Neil Young pounded his brazen and blunt guitar leads out on stage and they surged through Madison Square Garden last night to the delight of his adoring fans. His presentation included a mixture of old classics and timely new songs.
Young straddles and bends as he cradles his 1953 Gibson Les Paul guitar, the one he calls "Old Black." His left foot thumps, his body twists and turns, almost hulking, and his long stringy hair flops and waves from side to side. He reaches deep inside for his distinctive voice and crinkles his face on the highest notes. He bounces to the left and darts to the right as his fingers fly up and down the guitar neck and his right hand slashes and stabs at the strings. Precision gives way to raw emotion. He is an aging rock star who lives in the moment. "It's better to burn out than to fade away," he screams with passion and fire.

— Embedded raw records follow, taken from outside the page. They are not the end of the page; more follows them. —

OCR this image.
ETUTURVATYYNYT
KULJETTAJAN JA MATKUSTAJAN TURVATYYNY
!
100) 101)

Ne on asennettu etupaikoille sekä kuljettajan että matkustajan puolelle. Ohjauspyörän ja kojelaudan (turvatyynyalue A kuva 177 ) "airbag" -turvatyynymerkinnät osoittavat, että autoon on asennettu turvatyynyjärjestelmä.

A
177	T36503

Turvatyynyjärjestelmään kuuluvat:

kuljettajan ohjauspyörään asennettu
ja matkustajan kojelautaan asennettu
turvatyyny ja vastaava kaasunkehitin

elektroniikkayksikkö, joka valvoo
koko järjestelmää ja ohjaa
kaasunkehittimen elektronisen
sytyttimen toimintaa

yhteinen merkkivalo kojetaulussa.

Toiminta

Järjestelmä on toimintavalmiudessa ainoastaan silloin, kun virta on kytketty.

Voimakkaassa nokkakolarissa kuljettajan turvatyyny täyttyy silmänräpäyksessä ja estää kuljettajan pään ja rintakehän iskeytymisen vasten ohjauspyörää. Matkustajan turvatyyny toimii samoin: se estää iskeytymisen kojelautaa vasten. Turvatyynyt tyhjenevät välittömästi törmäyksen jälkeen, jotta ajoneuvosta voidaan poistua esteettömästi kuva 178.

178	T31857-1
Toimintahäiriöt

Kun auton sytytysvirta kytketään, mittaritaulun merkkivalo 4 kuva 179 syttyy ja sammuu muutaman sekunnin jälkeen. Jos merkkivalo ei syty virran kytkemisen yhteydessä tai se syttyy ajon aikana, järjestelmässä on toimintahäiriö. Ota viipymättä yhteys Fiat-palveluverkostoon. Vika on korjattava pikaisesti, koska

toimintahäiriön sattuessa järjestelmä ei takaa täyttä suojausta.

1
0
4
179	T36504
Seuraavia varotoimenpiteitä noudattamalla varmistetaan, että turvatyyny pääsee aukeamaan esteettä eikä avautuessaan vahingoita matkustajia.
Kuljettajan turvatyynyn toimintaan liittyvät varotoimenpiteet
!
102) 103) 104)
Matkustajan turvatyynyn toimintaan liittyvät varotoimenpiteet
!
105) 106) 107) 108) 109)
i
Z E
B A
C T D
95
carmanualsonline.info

His lyrics vary from simple and real to sardonic and rebellious. This "Godfather of Grunge" played his classic tunes such as "Cinnamon Girl" and "Cortez Cortez." His work has influenced many groups including Pearl Jam, Nirvanna and Wilco. He electrified his audience with "Rock and Roll is Here to Stay," an anthem for many baby boomers. The raucous crowd stilled for "The Needle and the Damage Done." Then, hunching over a pipe organ, he played and sang an appeal to the masses called "Mother Earth."
He often strives for relevance in his music; "Ohio," "Rockin'in the Free World," "Let's Roll" and "Let's Impeach the President" are some examples. So it was hardly surprising last night when he shouted "Cough up the Bucks" and sang, "Where did all the cash flow?/Where did all the money stream?" He carries his cynicism around with him where ever he goes. A native Canadian, he is frank, terse and to the point. Though he has had his ups and downs, he is always truthful and resilient.
Near the end of the concert he returned to fan favorites including "Heart of Gold" and "Old Man." Young knows his audience well and he entertains them with raw respect and bold directness.